Radar cross-section data encoding based on parametric spectral estimation techniques
Parametric modeling has many applications. These applications include data estimation and interpolation, modern spectral estimation, and data encoding. This research applies parametric modeling to radar cross section data in an attempt to encode it as well as preserve its spectrum. Traditionally, radar data has been processed through Fourier spectral estimation techniques. These methods not only require large amounts of data, for good spectral estimates, but assume the unobserved data values are zero which leads to spectral smearing. Modern spectral estimation methods alleviate these problems by basing the spectral estimate on a parametric model fit to the data set. The spectral estimate is then derived from the parameters of the model. For models which give a good fit to the data, a good spectral estimate can be made.
The most common parametric models are the autoregressive moving-average (ARMA), the moving-average (MA) and the autoregressive (AR) model. These models represent filters, which when excited by a white Gaussian noise sequence give some output sequence. If the parameters of the models and the noise sequence are selected properly, a desired output data sequence can be modeled. The variance of the white noise is often small compared to the variance of the data sequence. This means that the model parameters plus the noise can be stored with fewer bits than the original data sequence while maintaining the same amount of accuracy in the data. The model parameters and noise sequence can be used to reproduce the original data sequence. Further, if only the spectrum of the data is of interest, only the noise variance plus the parameters need to be stored. This could lead to an even greater amount of data reduction.

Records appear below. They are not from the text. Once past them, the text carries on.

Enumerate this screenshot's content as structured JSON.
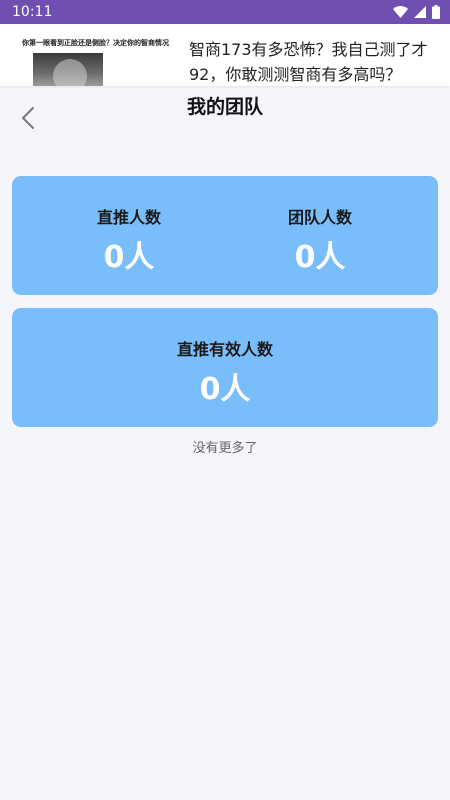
{
  "status_bar": {
    "time": "10:11"
  },
  "ad": {
    "thumb_caption": "你第一眼看到正脸还是侧脸？决定你的智商情况",
    "text": "智商173有多恐怖？我自己测了才92，你敢测测智商有多高吗？"
  },
  "header": {
    "title": "我的团队"
  },
  "cards": {
    "direct": {
      "label": "直推人数",
      "value": "0人"
    },
    "team": {
      "label": "团队人数",
      "value": "0人"
    },
    "valid": {
      "label": "直推有效人数",
      "value": "0人"
    }
  },
  "footer": {
    "note": "没有更多了"
  },
  "colors": {
    "status_bar": "#6f4fb0",
    "card": "#79bdfa",
    "background": "#f5f6fb"
  }
}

Most high resolution radar data applications require only that the spectrum of the data be preserved which makes modern spectral estimation appealing. This research project applies parametric modeling and modern spectral estimation to high resolution radar data as a means of encoding it. Several different parametric modeling techniques are evaluated to see which would be most useful in radar data encoding. The Burg AR parametric model was chosen due to its computational efficiency and its good spectral estimates. The Burg method applied to two radar range profile data sets gave a reduction in data storage by a factor of four. Further encoding was achieved by fitting the Burg AR parameters to a set of basis functions. This produced an additional data reduction by a factor of 36, for a total compression factor of 144. The latter led to some distortion of the high resolution range profiles, yet targets were still sufficiently characterized.